15) “Supports”: announces that the total count of reads supporting the SV follow.
16) The number of reads supporting the SV
17) The number of unique reads supporting the SV (so not counting duplicate reads)
18) +: supports from reads whose anchors are upstream of the SV
19-20) total number of supporting reads and unique number of supporting reads whose anchors are upstream of the SV.
21) -: supports from reads whose anchors are downstream of the SV
22-23) total number of supporting reads and unique number of supporting reads whose anchors are downstream of the SV
24-25) S1: a simple score, (“# +” + 1)* (“# -” + 1) ;
26-27) SUM_MS: sum of mapping qualities of anchor reads, The reads with variants or unmapped are called split-read, whose mate is called anchor reads. We use anchor reads to narrow down the search space to speed up and increase sensitivity;
28) the number of different samples scanned
29-30-31) NumSupSamples?: the number of samples supporting the SV, as well as the number of samples having unique reads supporting the SV (in practice, these numbers are the same)
32+) Per sample: the sample name, followed by the total number of supporting reads whose anchors are upstream, the total number of unique supporting reads whose anchors are upstream, the total number of supporting reads whose anchors are downstream, and finally the total number of unique supporting reads whose anchors are downstream.
The second line shows the reference.
The third line and further show the sequence of the read, whether the anchor read is upstream(+) or downstream(-), the position of the mapped half of the paired-end read, the mapping quality of the mapped read, the sample name, and the read identifier.
If there are two breakpoints with potentially different read alignments as in INV and LI, there are two sections of read alignment showing each breakpoint with “—–” to separate them. The original read sequences (converted to plus strand, if necessary) and the modified reference genome are displayed in a way that you are examining the alignment not against the reference genome but to the sample genome as shown in Figure 2.

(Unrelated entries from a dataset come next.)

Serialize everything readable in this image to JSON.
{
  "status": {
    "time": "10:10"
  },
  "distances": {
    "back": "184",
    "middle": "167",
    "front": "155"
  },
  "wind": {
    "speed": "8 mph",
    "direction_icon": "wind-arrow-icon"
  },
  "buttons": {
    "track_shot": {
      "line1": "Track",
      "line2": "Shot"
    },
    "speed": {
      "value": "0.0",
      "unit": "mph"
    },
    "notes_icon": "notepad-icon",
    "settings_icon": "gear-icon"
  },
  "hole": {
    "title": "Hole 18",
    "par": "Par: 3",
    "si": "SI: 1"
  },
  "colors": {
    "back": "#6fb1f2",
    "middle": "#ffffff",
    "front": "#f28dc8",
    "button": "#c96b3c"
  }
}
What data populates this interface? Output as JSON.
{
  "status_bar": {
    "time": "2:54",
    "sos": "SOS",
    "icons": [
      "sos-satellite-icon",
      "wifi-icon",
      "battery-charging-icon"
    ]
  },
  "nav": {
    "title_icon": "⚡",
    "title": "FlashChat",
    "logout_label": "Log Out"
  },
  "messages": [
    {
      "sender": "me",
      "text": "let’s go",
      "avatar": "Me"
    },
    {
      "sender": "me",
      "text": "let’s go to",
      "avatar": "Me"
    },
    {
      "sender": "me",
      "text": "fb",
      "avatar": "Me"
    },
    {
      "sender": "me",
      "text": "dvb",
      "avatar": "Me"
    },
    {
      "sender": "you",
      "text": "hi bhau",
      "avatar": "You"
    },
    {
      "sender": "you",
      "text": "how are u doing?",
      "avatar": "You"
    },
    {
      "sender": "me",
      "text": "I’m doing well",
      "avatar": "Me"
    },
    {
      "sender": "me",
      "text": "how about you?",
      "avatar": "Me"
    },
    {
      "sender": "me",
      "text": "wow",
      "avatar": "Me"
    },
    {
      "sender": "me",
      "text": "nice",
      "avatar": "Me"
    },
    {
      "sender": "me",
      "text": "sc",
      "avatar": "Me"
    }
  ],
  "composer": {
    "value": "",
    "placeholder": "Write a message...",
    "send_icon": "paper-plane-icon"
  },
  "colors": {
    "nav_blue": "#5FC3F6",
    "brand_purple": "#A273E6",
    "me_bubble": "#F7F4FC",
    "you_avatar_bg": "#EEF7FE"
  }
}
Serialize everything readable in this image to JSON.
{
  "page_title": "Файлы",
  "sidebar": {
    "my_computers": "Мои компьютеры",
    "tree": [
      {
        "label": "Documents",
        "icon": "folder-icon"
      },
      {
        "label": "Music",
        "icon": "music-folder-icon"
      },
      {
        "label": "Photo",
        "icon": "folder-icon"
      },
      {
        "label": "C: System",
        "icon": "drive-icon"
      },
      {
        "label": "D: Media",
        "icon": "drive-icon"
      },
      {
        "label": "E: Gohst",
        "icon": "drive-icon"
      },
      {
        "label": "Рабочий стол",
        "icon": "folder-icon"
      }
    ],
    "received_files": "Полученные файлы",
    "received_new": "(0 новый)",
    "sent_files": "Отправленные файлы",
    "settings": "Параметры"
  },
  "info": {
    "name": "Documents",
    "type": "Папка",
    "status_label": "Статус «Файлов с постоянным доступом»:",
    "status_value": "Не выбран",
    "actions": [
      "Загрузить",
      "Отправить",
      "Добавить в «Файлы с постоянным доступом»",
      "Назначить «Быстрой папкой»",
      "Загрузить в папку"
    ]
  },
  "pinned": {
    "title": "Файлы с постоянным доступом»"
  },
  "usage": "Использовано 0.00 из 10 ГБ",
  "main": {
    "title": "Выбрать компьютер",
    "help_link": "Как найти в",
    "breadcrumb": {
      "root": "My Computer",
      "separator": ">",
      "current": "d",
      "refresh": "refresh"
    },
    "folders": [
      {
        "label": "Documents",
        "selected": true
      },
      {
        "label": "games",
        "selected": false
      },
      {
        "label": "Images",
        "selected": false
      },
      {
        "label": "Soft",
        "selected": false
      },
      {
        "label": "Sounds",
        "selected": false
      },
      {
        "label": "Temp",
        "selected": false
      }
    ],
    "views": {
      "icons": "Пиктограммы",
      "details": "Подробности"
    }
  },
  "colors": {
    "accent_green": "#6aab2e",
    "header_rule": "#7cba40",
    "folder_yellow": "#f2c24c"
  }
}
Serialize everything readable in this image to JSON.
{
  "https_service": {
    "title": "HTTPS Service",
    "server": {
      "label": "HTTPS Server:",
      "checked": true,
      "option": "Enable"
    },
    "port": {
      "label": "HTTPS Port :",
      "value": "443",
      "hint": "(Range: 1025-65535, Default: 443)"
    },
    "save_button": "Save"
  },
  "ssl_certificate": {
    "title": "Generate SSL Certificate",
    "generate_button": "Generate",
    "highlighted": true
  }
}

Figure 2. Detection of complex structural variants (a. large deletions; b. tandem duplications; c. inversions) with (d, e and f) or without (a, b and c) non-template sequence. As shown in Figure 2b and 2c, in addition to the previously established Pindel method for the detection of deletions (Figure 1a and Figure 2a), we use the pattern growth and split-read approach to identify tandem duplications and inversions by carefully examining mapping locations, strands and directions of the two fragments of the unmapped end. For example, if one unmapped read is across the 5’ breakpoint of an inversion as shown in Figure 2c (red arrow in ‘sample’), the 3’ end of the unmapped read will be mapped to the reference normally related to the mapped read (green in ‘reference’) while the 5’ end will be aligned downstream of that and on the opposite strand (broken red arrow in ‘reference’). Thanks to the pattern growth and split-read algorithms we will be able to capture the non-template sequence (yellow in Fig 2d-f) inserted during double-strand break repair. Thus in Figure 2e the unmapped read (red and yellow in ‘sample’) will be split into three fragments, the yellow sequence being the inserted non-template sequence.
Variant types reported by Pindel
D = deletion
SI = short insertion
INV = inversion
TD = tandem duplication
LI = large insertion
BP = unassigned breakpoints
The reported larger insertion (LI) record is rather different than other types of variants. Here is the format: index, type(LI), ChrID, chrName, left breakpoint, number of supporting reads for the left coordinate, right breakpoint, number of supporting reads for the right coordinate.
For example:
190 LI ChrID chr1 1000002 5 1000000 6
As there may be sequence similarity around the breakpoint, we may see that the right coordinate may be smaller than the left one.